New representation for Lagrangians of self-dual nonlinear electrodynamics

TL;DR

This paper introduces a new auxiliary-field based representation for 4D nonlinear electrodynamics Lagrangians, including Born-Infeld, simplifying duality symmetry analysis and generalizing to multiple gauge fields with U(n) symmetry.

Contribution

It presents a novel auxiliary bispinor field formulation for nonlinear electrodynamics, clarifies duality symmetries, and extends the framework to multiple gauge fields with U(n) invariance.

Findings

Simplifies the characterization of duality symmetries in nonlinear electrodynamics.

Provides a method to derive nonlinear Lagrangians from auxiliary fields.

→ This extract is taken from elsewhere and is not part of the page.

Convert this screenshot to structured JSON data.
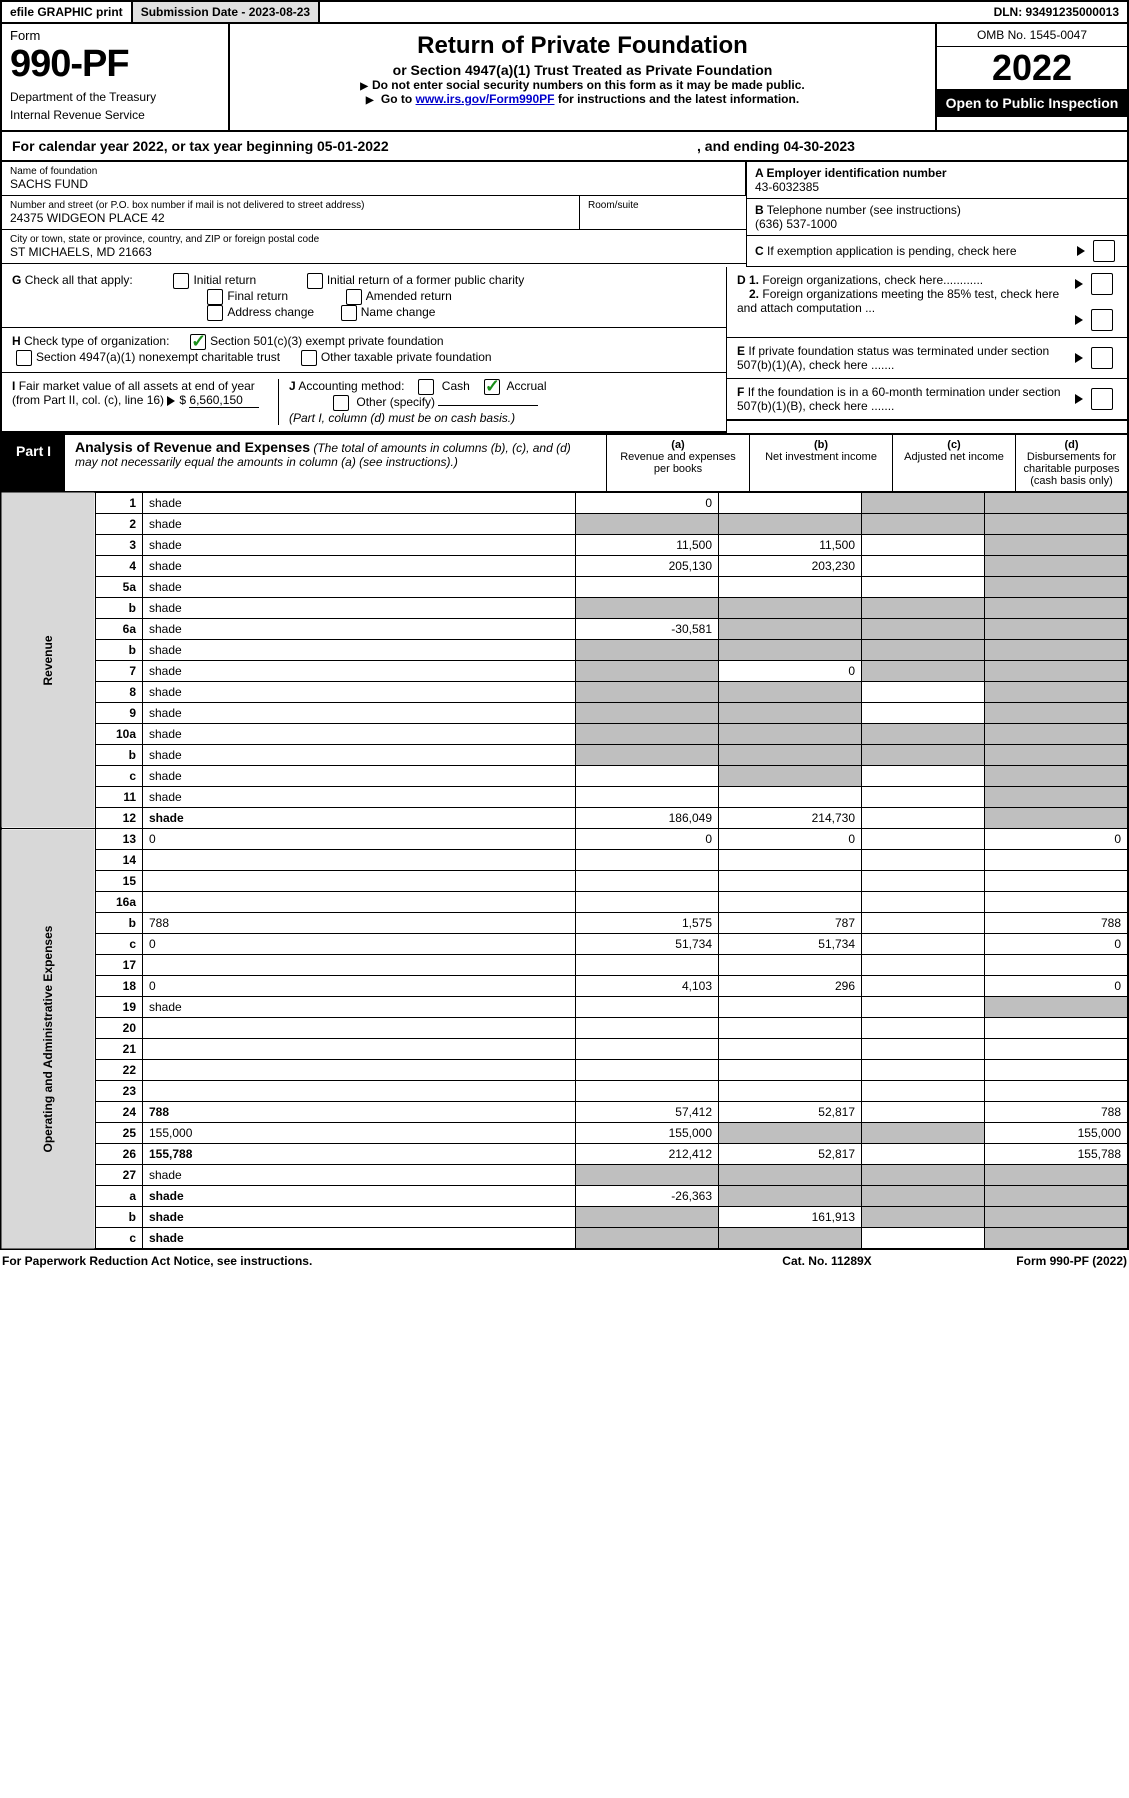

Generalizes the approach to systems with multiple gauge fields and U(n) symmetry.

Abstract

We elaborate on a new representation of Lagrangians of 4D nonlinear electrodynamics including the Born-Infeld theory as a particular case. In this new formulation, in parallel with the standard Maxwell field strength $F_{\alpha\beta}, \bar{F}_{\dot\alpha\dot\beta}$, an auxiliary bispinor field $V_{\alpha\beta}, \bar{V}_{\dot\alpha\dot\beta}$ is introduced. The gauge field strength appears only in bilinear terms of the full Lagrangian, while the interaction Lagrangian $E$ depends on the auxiliary fields, $E = E(V^2, \bar V^2)$. The generic nonlinear Lagrangian depending on $F,\bar{F}$ emerges as a result of eliminating the auxiliary fields. Two types of self-duality inherent in the nonlinear electrodynamics models admit a simple characterization in terms of the function $E$. The continuous SO(2) duality symmetry between nonlinear equations of motion and Bianchi identities amounts to requiring $E$ to be a function of the SO(2) invariant quartic combination $V^2\bar V^2$, which explicitly solves the well-known self-duality condition for nonlinear Lagrangians. The discrete self-duality (or self-duality under Legendre transformation) amounts to a weaker condition $E(V^2, \bar{V}^2) = E(-V^2, -\bar{V}^2)$. We show how to generalize this approach to a system of $n$ Abelian gauge fields exhibiting U(n) duality. The corresponding interaction Lagrangian should be U(n) invariant function of $n$ bispinor auxiliary fields.